From: Michał Masłowski
Subject: Re: [bug-recutils] Index file structure
Date: Wed, 16 May 2012 22:33:26 +0200
User-agent: Gnus/5.13 (Gnus v5.13) Emacs/24.0.50 (gnu/linux)

>     In the following description, all numbers are little endian, probably
>     64bit, and aligned to their size so they can be quickly accessed in
>     memory mapped files.
> Regarding the endianess, I would rather use the host endianess (either
> little or big endian) and mark which endianess is being used in a field
> in the file header.
> An index file is something that can be regenerated at will, and thus I
> don't think that binary portability to other systems is very important.

Ok, it's probably not a common issue (I don't have any big endian

> I would also encode a version of the index file in the header, which can
> be maintained by librec when generating the index.

Adding new fields after the number of indices would need it.  Adding new
index types won't need a version and I haven't planned other file format
changes after implementing this.

> In this way, the recutils can detect whether an index file with the
> wrong endianess and/or the wrong version is opened, and regenerate it.

Regenerate or warn and not use it?  I don't expect it to happen multiple
times when doing multiple queries in a script, so it might be effective

>     - a magic number
> This is probably the funnier part of this task!  Can you think on any
> funny hexspeak magic number applicable here?

I don't have any specific ideas, it could be written using the host
endian and be different for each incompatible format version.

>     The file name and rset names would follow.
> I am not sure it is a good idea to store the name of the indexed file
> into the index file.  The application will open foo.rix, if it exists,
> before opening foo.rec.  If later on the user wants to rename foo.rec
> and foo.rix to bar.rec bar.rix then she must be able to do that without
> regenerating the index file.

Ok, not sure why I considered the name check to be useful.

>     The index file would be ignored if the specified recfile modification
>     time, size and name don't match the ones of opened recfile, or when a
>     record offset used doesn't point to an empty line.
> So the reason why you want to point to the line before the start of the
> record is because it is faster to check for ^\n than for a field name.

The check would make sure that a syntactically valid record starts at
that offset, checking for a field name would be done by the parser.  A
problem with this method is that a long comment preceding a record would
need to be parsed, this could be avoided by removing this check and
storing offsets of the first field in a record.

>     - should more precise timestamps be used?  Python uses only whole
>       seconds and doesn't check file size, I had no problems with
>       reliability of this check.
> Note that it is a common activity to use recutils in scripts.  To use
> whole seconds in the index file could be problematic with code like the
> following:
> VALUE=`recsel -e "foo = 10" -P bar foo.rec`
> recins -f new -v $VALUE foo.rec
> if the recsel invocation is fast enough.

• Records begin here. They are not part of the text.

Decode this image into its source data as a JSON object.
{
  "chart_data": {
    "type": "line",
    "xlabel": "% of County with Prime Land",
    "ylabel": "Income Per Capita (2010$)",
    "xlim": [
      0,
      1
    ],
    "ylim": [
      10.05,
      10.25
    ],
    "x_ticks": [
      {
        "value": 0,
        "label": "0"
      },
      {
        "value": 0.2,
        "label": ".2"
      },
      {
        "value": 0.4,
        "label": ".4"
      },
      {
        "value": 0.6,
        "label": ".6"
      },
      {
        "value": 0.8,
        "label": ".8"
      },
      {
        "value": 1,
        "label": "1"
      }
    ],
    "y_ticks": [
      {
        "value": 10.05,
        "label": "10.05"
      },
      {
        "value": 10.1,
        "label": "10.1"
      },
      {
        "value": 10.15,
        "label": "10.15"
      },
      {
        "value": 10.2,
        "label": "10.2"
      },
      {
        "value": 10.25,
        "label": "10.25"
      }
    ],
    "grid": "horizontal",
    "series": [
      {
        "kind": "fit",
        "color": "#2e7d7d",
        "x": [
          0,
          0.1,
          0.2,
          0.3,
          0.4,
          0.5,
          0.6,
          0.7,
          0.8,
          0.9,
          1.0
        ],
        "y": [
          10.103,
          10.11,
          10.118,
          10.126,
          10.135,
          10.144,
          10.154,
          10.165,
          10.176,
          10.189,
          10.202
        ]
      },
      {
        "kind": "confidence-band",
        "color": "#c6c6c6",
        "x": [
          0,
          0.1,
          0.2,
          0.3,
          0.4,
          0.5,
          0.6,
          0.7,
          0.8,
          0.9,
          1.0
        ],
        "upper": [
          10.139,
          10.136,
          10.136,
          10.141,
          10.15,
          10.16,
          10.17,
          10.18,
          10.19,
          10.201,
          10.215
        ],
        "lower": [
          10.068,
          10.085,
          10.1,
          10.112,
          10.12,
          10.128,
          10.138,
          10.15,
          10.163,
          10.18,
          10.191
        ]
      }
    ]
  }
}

So it should use e.g. a nanosecond precision timestamp on systems
supporting it.  This could require a regeneration of the index when it's
moved to a file system of different timestamp precision.

>     - should we use 64 bit or 32 bit offsets in the file?  I think most
>       advantages of recutils apply only to files that are small enough to be
>       edited in a text editor and index preparation would be too slow for
>       larger files, so SQL databases or other solutions would be more
>       practical for larger files.
> Your assumption is reasonable but, what would be the advantage of using
> 32 bit offsets, apart from the size of the index file?

There would be no other advantage.  It just looked like a common file
format design pattern, maybe since most file format specifications known
to me use 32 bit sizes or unlimited decimal.